I trained in social media in 2010 after a career in youth and community work because I could see very clearly that this was a communication revolution and I liked that a LOT. Since then I have trained hundreds of businesses and not-for profit organisations in how to use social media to build relationships, because I still think that is the point – network, build trust, build a community and then the business happens.

I know that here in the UK we have a tendency to just import the traditional media mentality of announcing , but I am clear that is not the most effective way to get the results we want.

But then I noticed that the busier I got the less I was following my own philosophy and so I made a decision that for 2 weeks I would follow back every real tweeter that followed me and I would start a conversation with them with an open question (I did sociology degree so I know about these things!).

This is how I went about it;

I pinned a tweet to say what I was doing, then whenever someone followed me I checked their bio, followed them if they were real and tweeted them a relevant question related to their bio information.

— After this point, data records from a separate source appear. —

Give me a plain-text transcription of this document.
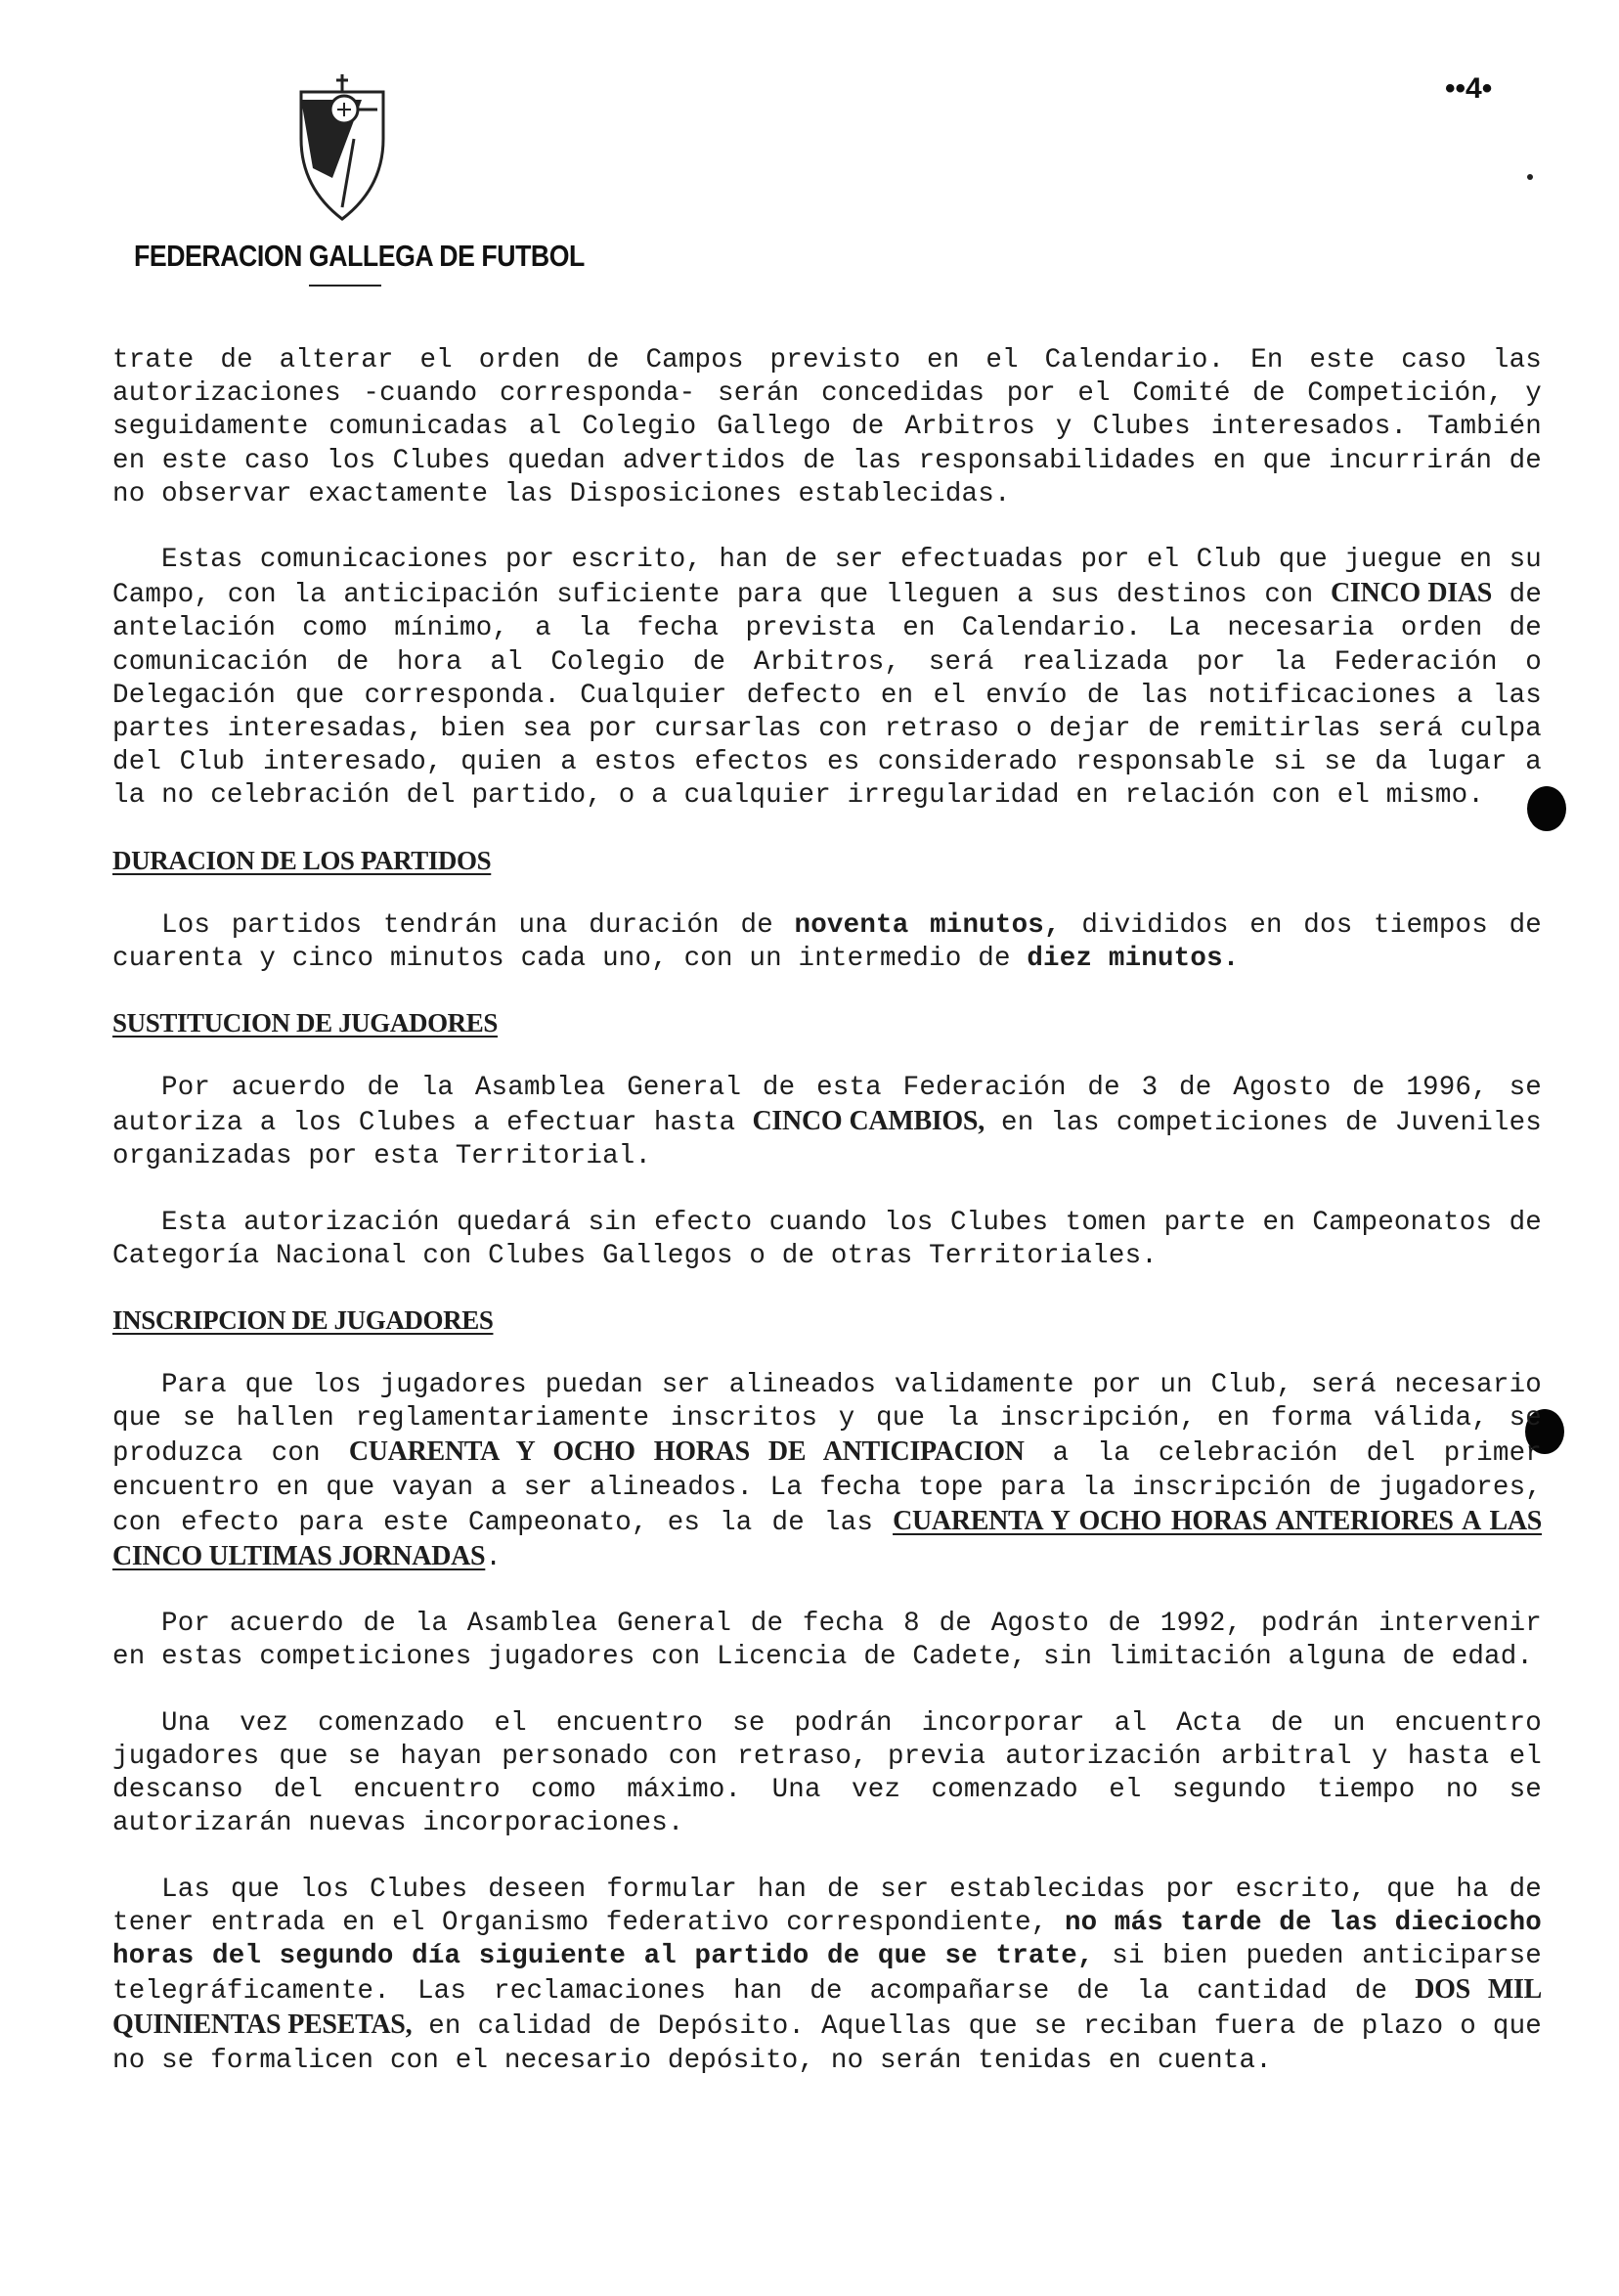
FEDERACION GALLEGA DE FUTBOL
••4•

trate de alterar el orden de Campos previsto en el Calendario. En este caso las autorizaciones -cuando corresponda- serán concedidas por el Comité de Competición, y seguidamente comunicadas al Colegio Gallego de Arbitros y Clubes interesados. También en este caso los Clubes quedan advertidos de las responsabilidades en que incurrirán de no observar exactamente las Disposiciones establecidas.

Estas comunicaciones por escrito, han de ser efectuadas por el Club que juegue en su Campo, con la anticipación suficiente para que lleguen a sus destinos con CINCO DIAS de antelación como mínimo, a la fecha prevista en Calendario. La necesaria orden de comunicación de hora al Colegio de Arbitros, será realizada por la Federación o Delegación que corresponda. Cualquier defecto en el envío de las notificaciones a las partes interesadas, bien sea por cursarlas con retraso o dejar de remitirlas será culpa del Club interesado, quien a estos efectos es considerado responsable si se da lugar a la no celebración del partido, o a cualquier irregularidad en relación con el mismo.

DURACION DE LOS PARTIDOS

Los partidos tendrán una duración de noventa minutos, divididos en dos tiempos de cuarenta y cinco minutos cada uno, con un intermedio de diez minutos.

SUSTITUCION DE JUGADORES

Por acuerdo de la Asamblea General de esta Federación de 3 de Agosto de 1996, se autoriza a los Clubes a efectuar hasta CINCO CAMBIOS, en las competiciones de Juveniles organizadas por esta Territorial.

Esta autorización quedará sin efecto cuando los Clubes tomen parte en Campeonatos de Categoría Nacional con Clubes Gallegos o de otras Territoriales.

INSCRIPCION DE JUGADORES

Para que los jugadores puedan ser alineados validamente por un Club, será necesario que se hallen reglamentariamente inscritos y que la inscripción, en forma válida, se produzca con CUARENTA Y OCHO HORAS DE ANTICIPACION a la celebración del primer encuentro en que vayan a ser alineados. La fecha tope para la inscripción de jugadores, con efecto para este Campeonato, es la de las CUARENTA Y OCHO HORAS ANTERIORES A LAS CINCO ULTIMAS JORNADAS.

Por acuerdo de la Asamblea General de fecha 8 de Agosto de 1992, podrán intervenir en estas competiciones jugadores con Licencia de Cadete, sin limitación alguna de edad.

Una vez comenzado el encuentro se podrán incorporar al Acta de un encuentro jugadores que se hayan personado con retraso, previa autorización arbitral y hasta el descanso del encuentro como máximo. Una vez comenzado el segundo tiempo no se autorizarán nuevas incorporaciones.

Las que los Clubes deseen formular han de ser establecidas por escrito, que ha de tener entrada en el Organismo federativo correspondiente, no más tarde de las dieciocho horas del segundo día siguiente al partido de que se trate, si bien pueden anticiparse telegráficamente. Las reclamaciones han de acompañarse de la cantidad de DOS MIL QUINIENTAS PESETAS, en calidad de Depósito. Aquellas que se reciban fuera de plazo o que no se formalicen con el necesario depósito, no serán tenidas en cuenta.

Sometimes conversations happened, sometimes they didn’t.

These are some of the things I noticed..

  • I became much more aware that some people just follow for the follow back then unfollow – Tacky!
  • Some people don’t respond to tweets at all, even when you ask them a direct question. – Whoops, why are they on twitter?
  • Some people replied but by DM to keep their twitter feed purely on brand – that interested me and it felt ok to be honest if that was their strategy. We still had a very nice chat.
  • Some people just can’t resist trying to sell on first contact – even though they surely must know that people hate it and it certainly closes down any interest in building a relationship.
  • The horribly annoying auto-DM would still get sent despite us having had a conversation already. One man did remove his after realising this. It made me wonder how many people even know they have a tacky auto-DM going out.
  • Some twitter bios tell you absolutely nothing!


I met really some lovely people who I may well have missed if I hadn’t taken the time to do this.

My follower rate increased significantly – because I was being more active and more social?

But I have got to admit that I found it incredibly time-consuming and I can see why we slip into just following and not talking. Which is, of course, a real shame.

Sadly we are slipping into the same behaviour on LinkedIn too and whilst I explain to people the importance of a follow-up, non-salesy message, the feedback I’m getting is that more often than not these go ignored.

So what is going on? Are we an anti-social lot here in the UK? Are we still caught up in bagging numbers and whacking out a sales pitch even though we know it’s inappropriate and counterproductive?

Is social networking just a step too far, or is it that businesses are still using social media as merely an add-on because they think they ought to?